The Company continues to have discussions with its lenders about potential loan modifications on its property level debt. At this time, forbearance agreements have been executed on most, but not all of our loans. In the aggregate, as of March 31, 2021 the Company has entered into forbearance and other agreements with varying terms and conditions that conditionally waive or defer payment defaults for loans with a total outstanding principal balance of approximately $3.6 billion out of approximately $3.7 billion in property level debt outstanding as of March 31, 2021. See note 7.
On January 15, 2021, the Company entered into a senior secured term loan facility with Oaktree Capital Management L.P. comprising of (a) initial term loans in an aggregate principal amount of $200 million, (b) initial delayed draw term loans in an aggregate principal amount of up to $150 million and (c) additional delayed draw term loans in an aggregate principal amount of up to $100 million. See note 7.
When preparing financial statements for each annual and interim reporting period management has the responsibility to evaluate whether there are conditions or events, considered in the aggregate, that create substantial doubt about the Company’s ability to continue as a going concern within one year after the date that the financial statements are issued. In applying the accounting guidance, the Company considers its current financial condition and liquidity sources, including current funds available, forecasted future cash flows and its unconditional obligations due over the next 12 months.
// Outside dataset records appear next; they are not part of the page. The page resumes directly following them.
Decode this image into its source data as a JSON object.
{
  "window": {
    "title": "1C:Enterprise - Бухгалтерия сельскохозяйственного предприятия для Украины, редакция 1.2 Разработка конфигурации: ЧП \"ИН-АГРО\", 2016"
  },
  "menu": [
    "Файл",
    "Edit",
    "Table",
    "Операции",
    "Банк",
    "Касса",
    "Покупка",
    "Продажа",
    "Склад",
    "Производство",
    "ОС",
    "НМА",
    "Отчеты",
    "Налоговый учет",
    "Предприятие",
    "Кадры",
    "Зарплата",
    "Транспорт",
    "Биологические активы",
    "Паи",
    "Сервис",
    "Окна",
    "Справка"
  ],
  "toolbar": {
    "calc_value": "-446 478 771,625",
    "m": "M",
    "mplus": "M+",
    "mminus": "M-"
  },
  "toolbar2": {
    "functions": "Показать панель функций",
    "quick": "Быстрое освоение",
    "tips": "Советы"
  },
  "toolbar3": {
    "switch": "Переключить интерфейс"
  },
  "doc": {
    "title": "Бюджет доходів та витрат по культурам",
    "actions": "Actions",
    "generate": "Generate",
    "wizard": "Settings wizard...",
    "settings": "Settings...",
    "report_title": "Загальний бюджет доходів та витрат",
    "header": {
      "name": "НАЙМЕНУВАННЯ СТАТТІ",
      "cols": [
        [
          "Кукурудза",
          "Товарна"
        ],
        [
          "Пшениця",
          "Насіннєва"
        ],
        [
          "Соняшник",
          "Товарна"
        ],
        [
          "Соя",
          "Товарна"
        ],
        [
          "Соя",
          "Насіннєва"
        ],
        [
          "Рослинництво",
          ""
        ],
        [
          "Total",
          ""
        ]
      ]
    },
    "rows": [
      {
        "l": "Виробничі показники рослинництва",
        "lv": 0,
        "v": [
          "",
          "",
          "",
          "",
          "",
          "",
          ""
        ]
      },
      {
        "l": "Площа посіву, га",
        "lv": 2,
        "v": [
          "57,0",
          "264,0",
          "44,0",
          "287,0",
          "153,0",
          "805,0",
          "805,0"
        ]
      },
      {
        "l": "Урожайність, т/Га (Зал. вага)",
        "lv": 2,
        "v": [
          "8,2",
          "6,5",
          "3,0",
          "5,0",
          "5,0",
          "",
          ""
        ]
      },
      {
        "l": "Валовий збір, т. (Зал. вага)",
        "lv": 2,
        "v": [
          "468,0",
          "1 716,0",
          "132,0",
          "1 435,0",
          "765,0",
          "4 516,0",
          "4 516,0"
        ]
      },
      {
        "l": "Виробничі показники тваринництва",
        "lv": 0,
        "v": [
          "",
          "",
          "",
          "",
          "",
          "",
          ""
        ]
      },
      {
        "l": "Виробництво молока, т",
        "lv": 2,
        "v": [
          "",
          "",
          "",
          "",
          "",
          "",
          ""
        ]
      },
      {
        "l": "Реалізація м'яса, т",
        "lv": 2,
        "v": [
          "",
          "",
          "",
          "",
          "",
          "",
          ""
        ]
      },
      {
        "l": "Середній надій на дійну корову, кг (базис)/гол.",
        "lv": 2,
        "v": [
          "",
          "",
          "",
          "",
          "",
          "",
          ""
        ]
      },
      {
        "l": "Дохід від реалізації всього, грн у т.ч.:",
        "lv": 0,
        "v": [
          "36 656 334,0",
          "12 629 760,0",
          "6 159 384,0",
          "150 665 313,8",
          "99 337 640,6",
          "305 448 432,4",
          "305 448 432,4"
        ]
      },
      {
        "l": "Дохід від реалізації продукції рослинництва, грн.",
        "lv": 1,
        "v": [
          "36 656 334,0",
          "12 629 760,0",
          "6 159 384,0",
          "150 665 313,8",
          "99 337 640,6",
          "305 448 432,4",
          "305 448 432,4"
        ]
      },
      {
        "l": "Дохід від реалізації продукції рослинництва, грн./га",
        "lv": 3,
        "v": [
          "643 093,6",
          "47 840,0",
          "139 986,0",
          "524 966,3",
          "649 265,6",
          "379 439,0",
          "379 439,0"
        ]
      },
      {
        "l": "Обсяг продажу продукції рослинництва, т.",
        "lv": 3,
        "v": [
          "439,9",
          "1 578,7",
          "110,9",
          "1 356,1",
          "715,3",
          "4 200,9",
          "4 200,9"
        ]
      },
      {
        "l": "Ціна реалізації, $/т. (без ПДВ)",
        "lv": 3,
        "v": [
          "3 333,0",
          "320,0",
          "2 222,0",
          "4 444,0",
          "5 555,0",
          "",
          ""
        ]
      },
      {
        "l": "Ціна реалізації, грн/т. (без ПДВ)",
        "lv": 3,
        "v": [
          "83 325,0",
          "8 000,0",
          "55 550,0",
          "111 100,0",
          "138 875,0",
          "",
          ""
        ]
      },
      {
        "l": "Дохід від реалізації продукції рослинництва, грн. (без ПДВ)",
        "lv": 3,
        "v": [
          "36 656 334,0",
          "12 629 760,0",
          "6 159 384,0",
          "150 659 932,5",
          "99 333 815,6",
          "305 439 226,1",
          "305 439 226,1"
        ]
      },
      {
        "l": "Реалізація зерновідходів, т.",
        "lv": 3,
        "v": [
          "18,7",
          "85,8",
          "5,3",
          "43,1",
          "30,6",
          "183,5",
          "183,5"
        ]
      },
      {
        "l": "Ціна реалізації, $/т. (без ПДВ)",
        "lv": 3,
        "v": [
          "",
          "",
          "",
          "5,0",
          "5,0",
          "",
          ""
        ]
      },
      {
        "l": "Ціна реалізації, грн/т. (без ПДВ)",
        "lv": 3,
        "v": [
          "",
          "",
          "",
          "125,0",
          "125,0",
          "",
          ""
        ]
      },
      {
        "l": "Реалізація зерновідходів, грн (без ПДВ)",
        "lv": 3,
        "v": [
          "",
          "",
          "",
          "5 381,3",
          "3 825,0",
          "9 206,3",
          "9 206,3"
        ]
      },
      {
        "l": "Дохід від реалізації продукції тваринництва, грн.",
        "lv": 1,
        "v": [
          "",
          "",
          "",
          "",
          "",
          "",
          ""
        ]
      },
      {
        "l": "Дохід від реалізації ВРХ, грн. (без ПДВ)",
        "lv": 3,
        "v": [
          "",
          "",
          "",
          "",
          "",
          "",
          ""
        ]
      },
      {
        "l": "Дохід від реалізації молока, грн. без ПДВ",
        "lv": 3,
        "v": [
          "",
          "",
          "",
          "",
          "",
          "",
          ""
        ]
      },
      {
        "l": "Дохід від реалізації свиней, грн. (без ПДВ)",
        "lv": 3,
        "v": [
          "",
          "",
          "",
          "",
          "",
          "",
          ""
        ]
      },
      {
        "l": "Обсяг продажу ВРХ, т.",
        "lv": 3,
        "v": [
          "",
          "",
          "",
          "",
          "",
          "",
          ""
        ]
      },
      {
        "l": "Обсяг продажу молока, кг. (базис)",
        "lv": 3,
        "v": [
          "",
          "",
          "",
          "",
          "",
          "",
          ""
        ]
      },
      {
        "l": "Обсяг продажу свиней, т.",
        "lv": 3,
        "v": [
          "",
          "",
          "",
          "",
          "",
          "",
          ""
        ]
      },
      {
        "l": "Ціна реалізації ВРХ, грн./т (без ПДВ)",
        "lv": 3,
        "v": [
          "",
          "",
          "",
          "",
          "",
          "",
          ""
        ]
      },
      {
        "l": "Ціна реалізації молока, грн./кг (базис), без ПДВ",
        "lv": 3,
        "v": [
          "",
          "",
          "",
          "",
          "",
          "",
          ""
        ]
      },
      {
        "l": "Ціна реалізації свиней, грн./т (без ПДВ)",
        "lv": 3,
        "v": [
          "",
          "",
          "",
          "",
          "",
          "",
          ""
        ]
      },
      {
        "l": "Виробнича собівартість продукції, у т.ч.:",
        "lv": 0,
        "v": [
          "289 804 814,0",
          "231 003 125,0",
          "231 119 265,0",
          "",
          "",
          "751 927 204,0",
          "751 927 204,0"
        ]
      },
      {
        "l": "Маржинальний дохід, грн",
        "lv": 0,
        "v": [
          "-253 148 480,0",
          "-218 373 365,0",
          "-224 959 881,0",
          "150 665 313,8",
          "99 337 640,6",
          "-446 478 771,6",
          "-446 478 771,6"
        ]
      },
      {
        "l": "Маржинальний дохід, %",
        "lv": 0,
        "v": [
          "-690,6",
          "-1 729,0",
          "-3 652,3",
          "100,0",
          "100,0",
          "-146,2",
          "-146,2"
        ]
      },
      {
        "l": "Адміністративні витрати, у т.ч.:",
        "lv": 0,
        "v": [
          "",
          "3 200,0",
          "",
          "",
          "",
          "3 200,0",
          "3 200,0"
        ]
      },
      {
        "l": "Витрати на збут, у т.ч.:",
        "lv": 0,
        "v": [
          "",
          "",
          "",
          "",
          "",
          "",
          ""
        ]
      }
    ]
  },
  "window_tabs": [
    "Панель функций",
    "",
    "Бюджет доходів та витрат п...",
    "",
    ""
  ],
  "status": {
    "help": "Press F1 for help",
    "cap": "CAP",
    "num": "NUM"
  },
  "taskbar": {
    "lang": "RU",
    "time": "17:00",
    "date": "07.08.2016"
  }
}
As of March 31, 2021, the Company held cash and cash equivalents of $225.4 million and restricted cash of $67.7 million. We are currently experiencing significant variability in the operating cash flows of our hotel properties. We cannot predict when hotel operating levels will return to normalized levels after the effects of the pandemic subside, whether our hotels will be forced to shut down operations or whether one or more governmental entities may impose additional travel restrictions due to a resurgence of COVID-19 cases in the future. As a result of these factors arising from the impact of the pandemic, we are unable to estimate future financial performance with certainty. However, based on our completed senior secured term loan facility with Oaktree Capital Management L.P. and forbearance and other agreements with our property-level lenders, our current unrestricted and restricted cash on hand, our current cash utilization and forecast of future operating results for the next 12 months from the date of this report, and the actions we have taken to improve our liquidity, the Company has concluded that management’s current plan alleviates the substantial doubt about its ability to continue as a going concern. Facts and circumstances could change in the future that are outside of management’s control, such as additional government mandates, health official orders, travel restrictions and extended business shutdowns due to COVID-19.